L’ouvrage pose en premier lieu la question de la définition du « chez soi », notion très complexe. En effet, celui-ci « n’est pas que se loger, que l’abri (mais) porteur de significations symboliques et de valeurs particulières » (p. 10). En maison de retraite, « que devient cet espace privé constamment violé par un personnel “bienveillant” ? L’obsession de la sécurité y autorise toutes les intrusions », s’insurge le sociologue Bernard Duperrein (p. 208). Au-delà des établissements pour personnes âgées dépendantes, Dominique Argoud estime plus généralement que l’excès de normalisation nuit à la création de structures « intermédiaires » entre le logement classique et « l’ultime demeure ». Il s’agit d’une véritable problématique car, si les résidences de services ne nécessitent pas d’autorisation particulière, la création d’établissements pour personnes âgées, dépendantes ou non, est soumise à des normes architecturales et à un contrôle très strict des autorités de tutelle. Toute originalité de conception se heurte ainsi à une quasi-impossibilité juridique ou financière, ce qui n’incite pas les promoteurs et les bailleurs sociaux à prendre en compte « l’expérience singulière du vieillir » (p. 223). On trouve bien quelques tentatives comme la « Maison des Babayagas » à Montreuil, en Seine-Saint-Denis (p. 224), mais de telles initiatives ne « s’articulent pas, ou peu, avec les politiques existantes » (p. 224), tandis que la durée de mise en œuvre de ce projet (plus de 10 ans) l’a considérablement dénaturé. Il aurait sans doute été pertinent de présenter un exemple de réalisation fonctionnant par âge et non par genre, comme il en existe de nombreuses en France. Les auteurs décrivent toutefois des expériences réussies et abouties à l’étranger, particulièrement dans le domaine de l’intergénérationnel et notamment en Allemagne. Renforçant la position de Dominique Argoud, Anne Labit tente d’expliquer de manière assez convaincante pourquoi la France est autant en retard : suppression des coopératives d’habitat en 1971, attribution des règles de logement social, montages économiques, etc.

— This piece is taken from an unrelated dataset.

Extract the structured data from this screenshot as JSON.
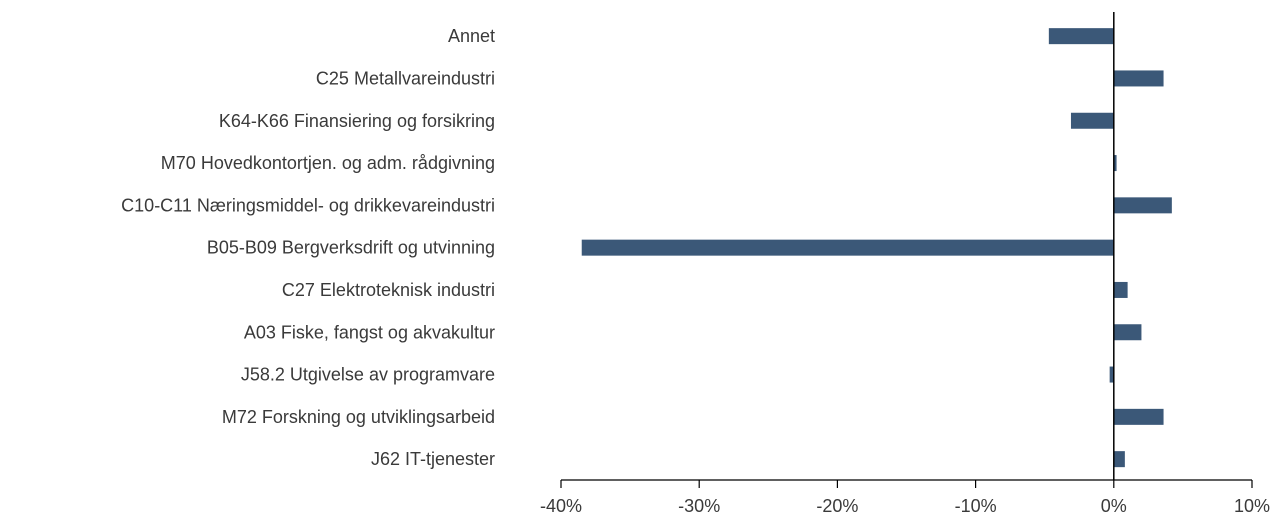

Au-delà d’une tentative de « réinventer les lieux du vieillir », les coordinateurs nous proposent une définition d’un « chez soi » plus anthropologique par l’approche de « l’économie symbolique des biens de famille » (p. 27), sa transmission, le tri et l’encombrement de ces objets symboliques qui reflètent notre identité. L’ouvrage s’intéresse également aux relations sociales liées au voisinage, dont le déménagement constitue une rupture qui « s’accompagne d’un long processus de désinvestissement pour pouvoir réinvestir un nouveau lieu » lorsque la personne en a encore la capacité. L’évolution du quartier est également un élément de délitement du lien social, à l’image de « la disparition de ce lieu symbolique qu’était pour Mme D. “son” marché », celle-ci se retrouvant dans un quartier « déserté, métaphore d’une vie qui l’abandonne également » (p. 50). C’est finalement la question du territoire qui devrait être au cœur de la réflexion : une partie s’intitulant « parcours résidentiels et mobilités » y est d’ailleurs consacrée.

 

Vieillissement et gestion des territoires périurbains

60 % des ménages de plus de 80 ans vivent dans des pavillons, et 70 % des ménages de plus de 65 ans sont propriétaires. Alors que les ménages retraités les plus aisés habitent dans les grandes zones urbaines, les moins aisés sont surreprésentés dans les espaces périurbains et ruraux (Centre d’analyse stratégique 2013). Voilà un sujet fondamental qu’il conviendrait d’investiguer, d’autant que seulement 1,9 % des personnes changent de domicile entre 50 et 75 ans en France (Laferrère et Angelini 2009). Ainsi, les banlieusards resteront banlieusards, même âgés. Les enjeux sont donc immenses pour les pouvoirs publics en termes de gestion des transports, des commerces et des soins.